With a $295 price tag per person not including beverages or wine, the Single Thread experience is for those looking to spend some serious cash on a restaurant that has yet to be given a Michelin star. But to put it in context, consider a few other haute experiences around Wine Country. Chef Christopher Kostow’s 10-course tasting menu at the three-Michelin-starred Meadowood is $330 (excluding wine) or $500 for a “counter menu” inside the kitchen. Thomas Keller’s three-starred French Laundry charges $310 without tax, tip or drinks. San Francisco’s Saison, which has the distinction of being the most expensive restaurant in the region and has also garnered three stars, is $398 ($498 for special holidays) without tax, tip or drinks. Douglas Keane’s Healdsburg-based Cyrus, which closed in 2012, was more than $800 for two people, but that did include wine pairing and a caviar course.
Meals like those at Meadowood, French Laundry and what Connaughton hopes his restaurant will become are personalized experiences using precious ingredients (abalone, Mangalitsa pig, foie gras) as well as highly labor-intensive sauces and preparations. Food is served as art, with two or three chefs attending to each plate. For a food connoisseur it’s a once-in-a-lifetime experience offering as much beauty and joy as, say, driving a beautiful car or buying a well-crafted suit or dress.
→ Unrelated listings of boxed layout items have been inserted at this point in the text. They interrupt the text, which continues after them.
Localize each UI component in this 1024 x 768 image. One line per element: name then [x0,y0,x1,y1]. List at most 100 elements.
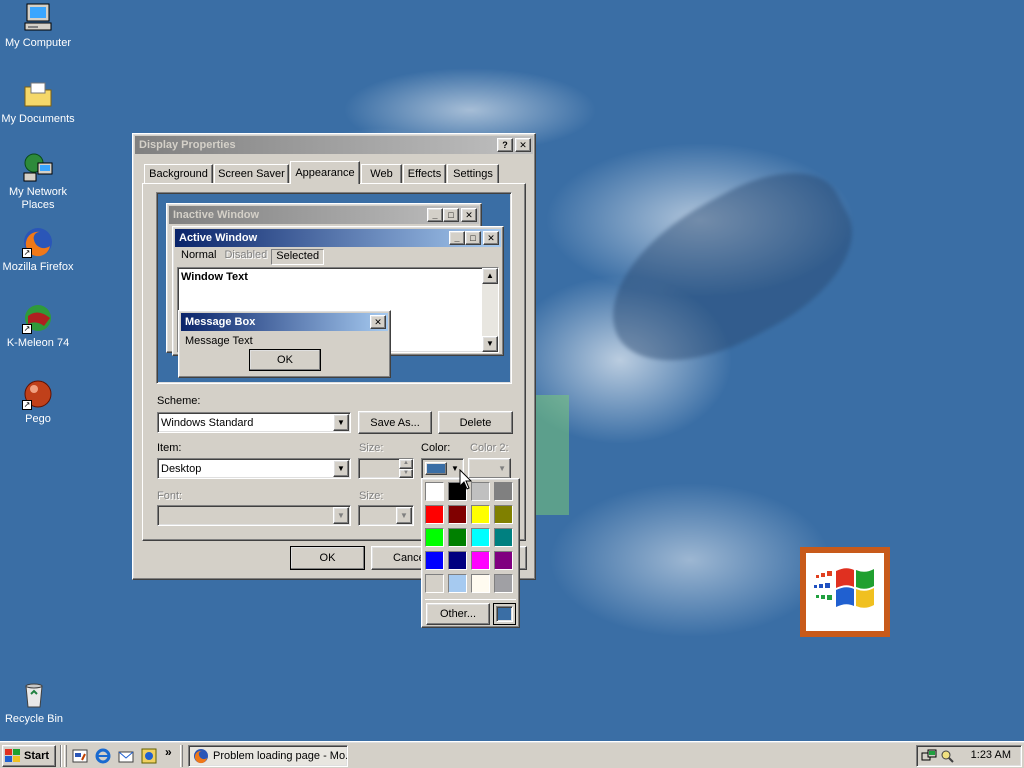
color2-label: Color 2: [470,442,509,454]
save-as-button[interactable]: Save As... [358,411,432,434]
font-size-label: Size: [359,490,384,502]
minimize-icon: _ [449,231,465,245]
ok-button[interactable]: OK [290,546,365,570]
chevron-down-icon[interactable]: ▼ [333,460,349,477]
start-button[interactable]: Start [2,745,56,767]
color-swatch[interactable] [425,528,444,547]
system-tray: 1:23 AM [916,745,1022,767]
preview-menu-normal: Normal [181,249,217,261]
desktop-icon-k-meleon[interactable]: ↗ K-Meleon 74 [0,302,76,350]
dialog-titlebar[interactable]: Display Properties ? ✕ [135,136,533,154]
pego-icon: ↗ [22,378,54,410]
chevron-down-icon: ▼ [333,507,349,524]
maximize-icon: □ [443,208,459,222]
color-swatch[interactable] [494,505,513,524]
clock[interactable]: 1:23 AM [971,749,1011,761]
preview-message-box: Message Box ✕ Message Text OK [178,310,391,378]
help-button[interactable]: ? [497,138,513,152]
windows-logo [800,547,890,637]
scheme-value: Windows Standard [161,416,254,429]
color-button[interactable]: ▼ [421,458,464,479]
preview-window-text: Window Text [181,271,248,283]
color-swatch[interactable] [494,551,513,570]
color-label: Color: [421,442,451,454]
color-swatch[interactable] [448,505,467,524]
other-color-button[interactable]: Other... [426,603,490,625]
network-icon [22,151,54,183]
size-spinner: ▲ ▼ [358,458,414,479]
taskbar: Start » Problem loading page - Mo... 1:2… [0,741,1024,768]
quicklaunch-grip[interactable] [64,745,67,767]
tab-settings[interactable]: Settings [447,164,499,183]
search-tray-icon[interactable] [939,748,955,764]
scroll-up-icon: ▲ [482,268,498,284]
quicklaunch-more-icon[interactable]: » [165,745,172,759]
tab-appearance[interactable]: Appearance [290,161,360,184]
desktop-icon-recycle-bin[interactable]: Recycle Bin [0,678,72,726]
color-swatch[interactable] [448,551,467,570]
color-swatch[interactable] [425,505,444,524]
color-swatch[interactable] [494,528,513,547]
internet-explorer-icon[interactable] [94,747,112,765]
color-swatch[interactable] [448,574,467,593]
close-button[interactable]: ✕ [515,138,531,152]
tab-effects[interactable]: Effects [403,164,446,183]
preview-msgbox-title: Message Box [185,316,256,328]
firefox-icon: ↗ [22,226,54,258]
network-tray-icon[interactable] [921,748,937,764]
color-swatch[interactable] [425,482,444,501]
delete-button[interactable]: Delete [438,411,513,434]
color-swatch[interactable] [471,482,490,501]
desktop-icon-pego[interactable]: ↗ Pego [0,378,76,426]
dialog-title: Display Properties [139,139,236,151]
taskbar-button-firefox[interactable]: Problem loading page - Mo... [188,745,348,767]
firefox-icon [194,749,208,764]
spin-up-icon: ▲ [399,459,413,469]
font-label: Font: [157,490,183,502]
outlook-express-icon[interactable] [117,747,135,765]
color-swatch[interactable] [471,574,490,593]
item-select[interactable]: Desktop ▼ [157,458,351,479]
tab-screen-saver[interactable]: Screen Saver [214,164,289,183]
wallpaper-accent [535,395,569,515]
scheme-select[interactable]: Windows Standard ▼ [157,412,351,433]
preview-menu-disabled: Disabled [224,249,268,261]
color-swatch[interactable] [471,528,490,547]
desktop-icon-my-documents[interactable]: My Documents [0,78,76,126]
font-select: ▼ [157,505,351,526]
desktop-icon-mozilla-firefox[interactable]: ↗ Mozilla Firefox [0,226,76,274]
show-desktop-icon[interactable] [71,747,89,765]
scroll-down-icon: ▼ [482,336,498,352]
media-player-icon[interactable] [140,747,158,765]
chevron-down-icon[interactable]: ▼ [333,414,349,431]
color-swatch[interactable] [471,551,490,570]
desktop-icon-my-computer[interactable]: My Computer [0,2,76,50]
close-icon: ✕ [370,315,386,329]
divider [425,599,516,600]
task-label: Problem loading page - Mo... [213,750,347,762]
tab-web[interactable]: Web [361,164,402,183]
desktop: My Computer My Documents My Network Plac… [0,0,1024,741]
computer-icon [22,2,54,34]
color-swatch[interactable] [425,574,444,593]
scheme-label: Scheme: [157,395,201,407]
color-picker-popup: Other... [421,478,520,628]
task-grip[interactable] [180,745,183,767]
color-swatch[interactable] [425,551,444,570]
color-swatch[interactable] [471,505,490,524]
taskbar-separator [60,745,62,767]
desktop-icon-my-network-places[interactable]: My Network Places [0,151,76,212]
color-swatch[interactable] [448,528,467,547]
shortcut-arrow-icon: ↗ [22,324,32,334]
close-icon: ✕ [483,231,499,245]
preview-menu-selected: Selected [271,249,325,265]
desktop-icon-label: Pego [25,413,51,425]
color-swatch[interactable] [494,574,513,593]
color-swatch[interactable] [494,482,513,501]
windows-flag-icon [5,749,20,762]
mouse-cursor [459,469,473,490]
desktop-icon-label: K-Meleon 74 [6,337,70,349]
desktop-icon-label: Mozilla Firefox [2,261,74,273]
tab-background[interactable]: Background [144,164,213,183]
shortcut-arrow-icon: ↗ [22,400,32,410]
Though in public he’s quietly reflective and not prone to chest-beating, Connaughton is no rookie in the high-pressure, review-driven world of haute dining. His résumé includes some of the most important restaurants in the world and he is cofounder of the culinary research group Pilot R& D, a pioneering company focused on food science. Recently he finished a book on cooking with donabe, ancient Japanese clay cooking pots.
For her part, Katina presides over the 5-acre Single Thread Farm, which is tucked away in Alexander Valley. Carved out of fallow land on winemaker Pete Seghesio’s San Lorenzo vineyard property, the farm took months just to prepare for planting. Visitors travel past a flock of laying hens and green grapevines before they spot Katina’s greenhouse and neatly plowed rows.
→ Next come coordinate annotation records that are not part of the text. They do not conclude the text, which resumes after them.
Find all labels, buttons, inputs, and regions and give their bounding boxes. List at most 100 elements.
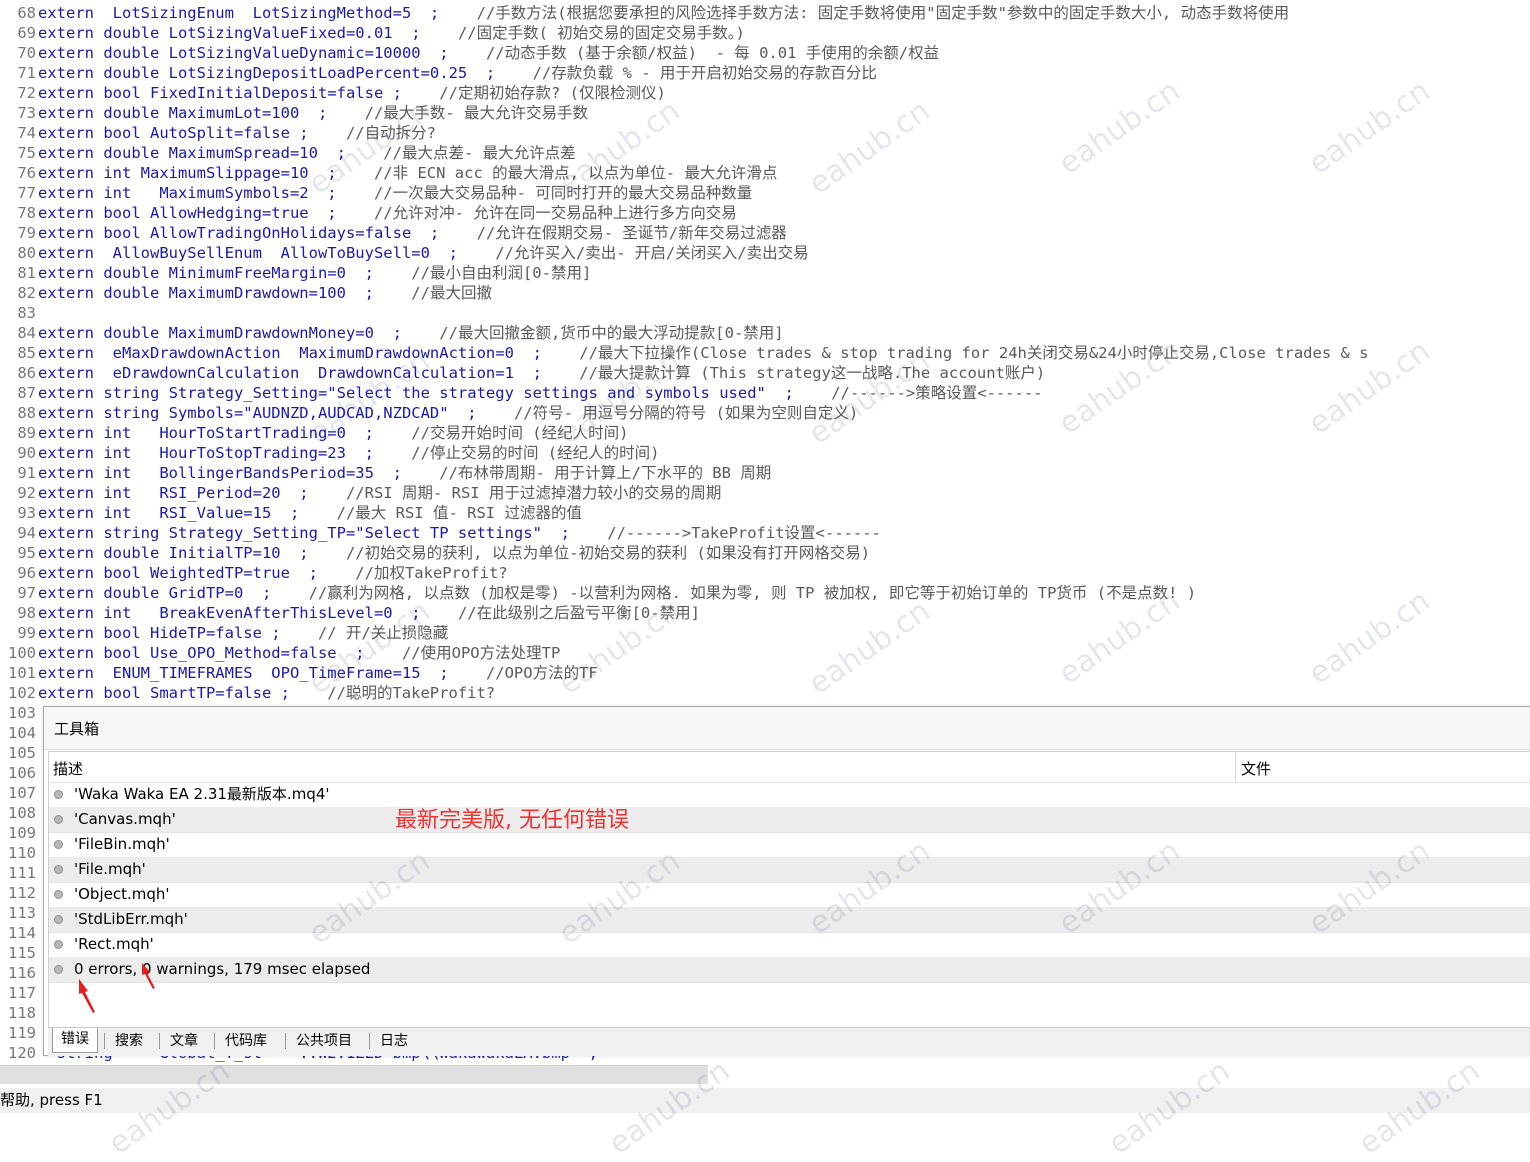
message-row[interactable]: 'File.mqh' <box>49 857 1530 883</box>
code-line[interactable]: 118 <box>0 1003 38 1023</box>
code-line[interactable]: 107 <box>0 783 38 803</box>
code-line[interactable]: 110 <box>0 843 38 863</box>
message-row[interactable]: 'FileBin.mqh' <box>49 832 1530 858</box>
code-line[interactable]: 117 <box>0 983 38 1003</box>
message-row[interactable]: 'StdLibErr.mqh' <box>49 907 1530 933</box>
code-text: extern ENUM_TIMEFRAMES OPO_TimeFrame=15 … <box>38 664 449 682</box>
code-comment: //初始交易的获利, 以点为单位-初始交易的获利 (如果没有打开网格交易) <box>345 544 871 562</box>
line-number: 98 <box>17 604 36 622</box>
code-line[interactable]: 85 extern eMaxDrawdownAction MaximumDrawd… <box>0 343 1368 363</box>
code-line[interactable]: 68 extern LotSizingEnum LotSizingMethod=5… <box>0 3 1289 23</box>
code-line[interactable]: 98 extern int BreakEvenAfterThisLevel=0 ;… <box>0 603 700 623</box>
line-number: 111 <box>8 864 36 882</box>
tab-4[interactable]: 公共项目 <box>288 1030 360 1052</box>
code-line[interactable]: 105 <box>0 743 38 763</box>
code-line[interactable]: 113 <box>0 903 38 923</box>
code-line[interactable]: 119 <box>0 1023 38 1043</box>
message-text: 'Canvas.mqh' <box>74 810 176 828</box>
message-row[interactable]: 'Object.mqh' <box>49 882 1530 908</box>
column-divider[interactable] <box>1235 752 1236 782</box>
message-row[interactable]: 'Rect.mqh' <box>49 932 1530 958</box>
code-line[interactable]: 80 extern AllowBuySellEnum AllowToBuySell… <box>0 243 808 263</box>
code-line[interactable]: 69 extern double LotSizingValueFixed=0.01… <box>0 23 745 43</box>
message-row[interactable]: 'Canvas.mqh' <box>49 807 1530 833</box>
code-line[interactable]: 100 extern bool Use_OPO_Method=false ; //… <box>0 643 560 663</box>
code-comment: //布林带周期- 用于计算上/下水平的 BB 周期 <box>439 464 772 482</box>
code-line[interactable]: 92 extern int RSI_Period=20 ; //RSI 周期- R… <box>0 483 721 503</box>
tab-1[interactable]: 搜索 <box>107 1030 151 1052</box>
code-line[interactable]: 97 extern double GridTP=0 ; //赢利为网格, 以点数 … <box>0 583 1196 603</box>
code-line[interactable]: 72 extern bool FixedInitialDeposit=false … <box>0 83 666 103</box>
code-line[interactable]: 116 <box>0 963 38 983</box>
info-bullet-icon <box>54 890 63 899</box>
code-line[interactable]: 102 extern bool SmartTP=false ; //聪明的Take… <box>0 683 495 703</box>
horizontal-scrollbar[interactable] <box>0 1065 708 1084</box>
code-line[interactable]: 89 extern int HourToStartTrading=0 ; //交易… <box>0 423 628 443</box>
code-line[interactable]: 84 extern double MaximumDrawdownMoney=0 ;… <box>0 323 783 343</box>
code-line[interactable]: 93 extern int RSI_Value=15 ; //最大 RSI 值- … <box>0 503 582 523</box>
code-line[interactable]: 108 <box>0 803 38 823</box>
info-bullet-icon <box>54 965 63 974</box>
message-row[interactable]: 0 errors, 0 warnings, 179 msec elapsed <box>49 957 1530 983</box>
code-line[interactable]: 99 extern bool HideTP=false ; // 开/关止损隐藏 <box>0 623 448 643</box>
code-line[interactable]: 77 extern int MaximumSymbols=2 ; //一次最大交易… <box>0 183 752 203</box>
message-row[interactable]: 'Waka Waka EA 2.31最新版本.mq4' <box>49 782 1530 808</box>
code-line[interactable]: 95 extern double InitialTP=10 ; //初始交易的获利… <box>0 543 870 563</box>
code-line[interactable]: 74 extern bool AutoSplit=false ; //自动拆分? <box>0 123 436 143</box>
message-list[interactable]: 描述 文件 'Waka Waka EA 2.31最新版本.mq4' 'Canvas… <box>48 751 1530 1029</box>
message-text: 'File.mqh' <box>74 860 146 878</box>
code-line[interactable]: 71 extern double LotSizingDepositLoadPerc… <box>0 63 877 83</box>
code-line[interactable]: 103 <box>0 703 38 723</box>
code-line[interactable]: 70 extern double LotSizingValueDynamic=10… <box>0 43 939 63</box>
tab-3[interactable]: 代码库 <box>217 1030 275 1052</box>
code-line[interactable]: 78 extern bool AllowHedging=true ; //允许对冲… <box>0 203 737 223</box>
code-line[interactable]: 73 extern double MaximumLot=100 ; //最大手数-… <box>0 103 588 123</box>
code-line[interactable]: 114 <box>0 923 38 943</box>
code-comment: //最大点差- 最大允许点差 <box>383 144 576 162</box>
code-line[interactable]: 76 extern int MaximumSlippage=10 ; //非 EC… <box>0 163 777 183</box>
code-comment: // 开/关止损隐藏 <box>317 624 449 642</box>
column-header-description[interactable]: 描述 <box>53 758 83 779</box>
code-comment: //允许对冲- 允许在同一交易品种上进行多方向交易 <box>373 204 737 222</box>
code-text: extern double LotSizingValueDynamic=1000… <box>38 44 449 62</box>
line-number: 108 <box>8 804 36 822</box>
tab-5[interactable]: 日志 <box>372 1030 416 1052</box>
line-number: 112 <box>8 884 36 902</box>
code-line[interactable]: 91 extern int BollingerBandsPeriod=35 ; /… <box>0 463 771 483</box>
code-line[interactable]: 87 extern string Strategy_Setting="Select… <box>0 383 1042 403</box>
code-line[interactable]: 75 extern double MaximumSpread=10 ; //最大点… <box>0 143 576 163</box>
tab-2[interactable]: 文章 <box>162 1030 206 1052</box>
code-line[interactable]: 109 <box>0 823 38 843</box>
tab-0[interactable]: 错误 <box>52 1028 98 1053</box>
tab-separator <box>104 1033 105 1049</box>
tab-separator <box>285 1033 286 1049</box>
column-header-file[interactable]: 文件 <box>1241 758 1271 779</box>
code-line[interactable]: 106 <box>0 763 38 783</box>
code-text: extern double MaximumLot=100 ; <box>38 104 328 122</box>
code-line[interactable]: 111 <box>0 863 38 883</box>
code-line[interactable]: 88 extern string Symbols="AUDNZD,AUDCAD,N… <box>0 403 858 423</box>
code-line[interactable]: 90 extern int HourToStopTrading=23 ; //停止… <box>0 443 659 463</box>
code-line[interactable]: 96 extern bool WeightedTP=true ; //加权Take… <box>0 563 507 583</box>
code-line[interactable]: 112 <box>0 883 38 903</box>
code-line[interactable]: 101 extern ENUM_TIMEFRAMES OPO_TimeFrame=… <box>0 663 598 683</box>
code-line[interactable]: 81 extern double MinimumFreeMargin=0 ; //… <box>0 263 591 283</box>
code-line[interactable]: 82 extern double MaximumDrawdown=100 ; //… <box>0 283 492 303</box>
code-line[interactable]: 86 extern eDrawdownCalculation DrawdownCa… <box>0 363 1045 383</box>
line-number: 91 <box>17 464 36 482</box>
code-comment: //最小自由利润[0-禁用] <box>411 264 592 282</box>
code-comment: //在此级别之后盈亏平衡[0-禁用] <box>457 604 700 622</box>
code-text: extern int HourToStartTrading=0 ; <box>38 424 374 442</box>
line-number: 83 <box>17 304 36 322</box>
line-number: 102 <box>8 684 36 702</box>
code-line[interactable]: 104 <box>0 723 38 743</box>
line-number: 72 <box>17 84 36 102</box>
code-line[interactable]: 94 extern string Strategy_Setting_TP="Sel… <box>0 523 881 543</box>
toolbox-tab-strip: 错误 搜索 文章 代码库 公共项目 日志 <box>48 1027 1530 1056</box>
code-line[interactable]: 115 <box>0 943 38 963</box>
line-number: 101 <box>8 664 36 682</box>
status-bar: 帮助, press F1 <box>0 1088 1530 1113</box>
code-line[interactable]: 83 <box>0 303 38 323</box>
code-comment: //定期初始存款? (仅限检测仪) <box>439 84 666 102</box>
code-line[interactable]: 79 extern bool AllowTradingOnHolidays=fal… <box>0 223 786 243</box>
This is the heart of the restaurant, where the seasons, the microclimates and the terroir drive everything. It’s all hands on deck, with family members, chefs and anyone else who can handle a shovel, a set of clippers or a bale of hay pressed into service. A tangled orchard borders the farm, with fruit and olive trees Katina hopes to rehabilitate. This isn’t gentleman farming, but hard, sweaty, dirt-under-your-fingernails work that has helped Katina get an intimate feel for what will grow there, and how to best utilize the space.
Natives of Los Angeles, the Connaughtons were high school sweethearts and have spent more than 20 years traveling the world, planning for a someday restaurant like Single Thread.
They moved to Sonoma County from the U.K. in 2011, and say they felt at home almost instantly. The location seemed a good fit for the restaurant they envisioned as a guest experience that’s an extension of their family, rather than a rigid, uptight encounter.
The Connaughtons and their staff have spent more than 18 months working on every detail, and will continue to hone the bespoke experience to a fine sheen. Doing that in the limelight creates a heavy yoke of expectation. But Single Thread seems well on its way to becoming a culinary jewel in the crown of the Sonoma County dining scene, showcasing the unique bounty of our county — from the farm to each of Single Thread’s beautiful plates.